Laëtitia Kermarrec
Alors que la pression esthétique pesait essentiellement sur les jeunes femmes depuis des années, avec des exigences corporelles finalement inaccessibles favorisées par l’utilisation de filtres, de retouches numériques ou la mise en place de conditions particulières (poses élaborées, lumière adéquate, appareil photo dernier cri…), l’injonction à la beauté semble désormais résonner chez les jeunes hommes…
En témoigne la hausse de ventes de stéroïdes non médicaux (Anavar, testostérone…) sur le marché noir et en ligne.

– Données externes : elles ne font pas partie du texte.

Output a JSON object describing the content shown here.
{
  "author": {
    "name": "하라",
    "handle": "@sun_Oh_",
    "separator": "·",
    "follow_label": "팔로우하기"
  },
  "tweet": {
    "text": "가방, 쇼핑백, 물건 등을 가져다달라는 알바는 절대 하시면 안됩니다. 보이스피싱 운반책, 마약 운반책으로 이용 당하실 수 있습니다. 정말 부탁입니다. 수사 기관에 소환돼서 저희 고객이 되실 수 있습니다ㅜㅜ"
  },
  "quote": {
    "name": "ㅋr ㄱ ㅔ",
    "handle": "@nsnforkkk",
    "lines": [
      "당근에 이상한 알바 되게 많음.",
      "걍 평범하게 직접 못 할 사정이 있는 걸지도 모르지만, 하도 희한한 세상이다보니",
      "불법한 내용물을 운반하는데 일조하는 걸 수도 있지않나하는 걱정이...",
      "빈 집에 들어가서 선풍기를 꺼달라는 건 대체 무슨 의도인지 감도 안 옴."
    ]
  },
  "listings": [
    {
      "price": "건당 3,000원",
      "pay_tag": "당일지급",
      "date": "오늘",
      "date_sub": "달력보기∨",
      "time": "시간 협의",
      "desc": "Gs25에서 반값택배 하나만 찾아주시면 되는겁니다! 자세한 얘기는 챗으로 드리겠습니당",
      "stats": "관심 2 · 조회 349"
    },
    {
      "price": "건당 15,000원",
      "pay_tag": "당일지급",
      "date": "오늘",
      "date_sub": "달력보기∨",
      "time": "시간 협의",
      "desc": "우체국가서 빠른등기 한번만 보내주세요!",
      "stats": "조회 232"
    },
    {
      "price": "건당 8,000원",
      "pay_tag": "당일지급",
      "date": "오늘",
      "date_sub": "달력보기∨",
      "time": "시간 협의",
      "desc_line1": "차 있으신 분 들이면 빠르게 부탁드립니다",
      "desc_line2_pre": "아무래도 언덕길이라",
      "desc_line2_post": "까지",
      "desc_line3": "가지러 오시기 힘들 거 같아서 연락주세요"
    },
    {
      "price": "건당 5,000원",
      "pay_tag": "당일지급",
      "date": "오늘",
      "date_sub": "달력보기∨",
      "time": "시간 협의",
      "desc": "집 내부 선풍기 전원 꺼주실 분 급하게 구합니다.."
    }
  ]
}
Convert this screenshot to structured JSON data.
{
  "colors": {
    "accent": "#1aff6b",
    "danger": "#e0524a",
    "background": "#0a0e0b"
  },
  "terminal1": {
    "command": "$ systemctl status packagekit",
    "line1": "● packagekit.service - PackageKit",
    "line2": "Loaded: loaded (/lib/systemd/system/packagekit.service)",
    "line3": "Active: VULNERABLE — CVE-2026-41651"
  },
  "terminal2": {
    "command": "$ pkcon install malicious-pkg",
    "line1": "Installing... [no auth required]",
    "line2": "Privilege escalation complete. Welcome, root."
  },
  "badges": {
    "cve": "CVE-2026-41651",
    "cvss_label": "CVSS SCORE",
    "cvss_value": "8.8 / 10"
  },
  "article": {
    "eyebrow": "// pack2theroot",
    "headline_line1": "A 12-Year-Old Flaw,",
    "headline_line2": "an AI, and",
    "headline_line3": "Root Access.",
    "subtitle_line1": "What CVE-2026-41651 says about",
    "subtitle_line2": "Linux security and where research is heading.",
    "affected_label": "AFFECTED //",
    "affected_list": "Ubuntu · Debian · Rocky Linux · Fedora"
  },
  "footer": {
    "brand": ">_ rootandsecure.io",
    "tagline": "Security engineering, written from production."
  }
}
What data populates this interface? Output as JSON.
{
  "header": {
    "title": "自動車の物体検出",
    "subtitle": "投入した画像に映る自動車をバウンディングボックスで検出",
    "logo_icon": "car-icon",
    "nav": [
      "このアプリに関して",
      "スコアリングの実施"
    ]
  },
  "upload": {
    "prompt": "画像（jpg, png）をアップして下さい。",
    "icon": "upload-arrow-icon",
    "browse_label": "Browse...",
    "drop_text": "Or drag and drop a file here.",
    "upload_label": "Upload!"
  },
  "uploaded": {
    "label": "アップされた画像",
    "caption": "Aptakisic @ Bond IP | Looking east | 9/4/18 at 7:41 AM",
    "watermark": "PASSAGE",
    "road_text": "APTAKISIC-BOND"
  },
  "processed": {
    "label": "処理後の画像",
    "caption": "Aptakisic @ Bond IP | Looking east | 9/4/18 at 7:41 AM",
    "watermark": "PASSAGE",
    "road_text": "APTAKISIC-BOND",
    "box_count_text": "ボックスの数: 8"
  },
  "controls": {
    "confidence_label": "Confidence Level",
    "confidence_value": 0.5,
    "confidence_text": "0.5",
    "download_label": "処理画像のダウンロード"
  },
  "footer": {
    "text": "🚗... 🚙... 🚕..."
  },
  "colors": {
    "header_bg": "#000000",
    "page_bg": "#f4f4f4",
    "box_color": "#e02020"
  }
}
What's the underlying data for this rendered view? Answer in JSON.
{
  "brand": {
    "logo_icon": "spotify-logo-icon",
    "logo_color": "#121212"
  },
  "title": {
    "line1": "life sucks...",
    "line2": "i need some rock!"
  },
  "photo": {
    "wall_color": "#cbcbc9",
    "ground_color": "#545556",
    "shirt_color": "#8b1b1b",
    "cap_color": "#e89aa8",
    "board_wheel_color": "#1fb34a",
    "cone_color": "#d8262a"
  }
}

Selon une enquête gouvernementale australienne, la consommation de ces anabolisants, par ailleurs risquée, aurait quasi triplé entre 2001 et 2019 (1).
Fait alarmant qui révèle un mal-être plus profond : l’augmentation des cas croissants de dysmorphie corporelle masculine. Un trouble psychiatrique dans lequel un homme développe une perception déformée et excessive de son apparence physique. Il aura tendance à se focaliser sur des défauts perçus, souvent inexistants ou insignifiants, ce qui peut entraîner une détresse psychologique importante et des comportements obsessionnels. Au Royaume-Uni, c’est près d’un quart des hommes qui déclaraient récemment " se sentir rarement, voire jamais, en confiance avec leur corps " (2).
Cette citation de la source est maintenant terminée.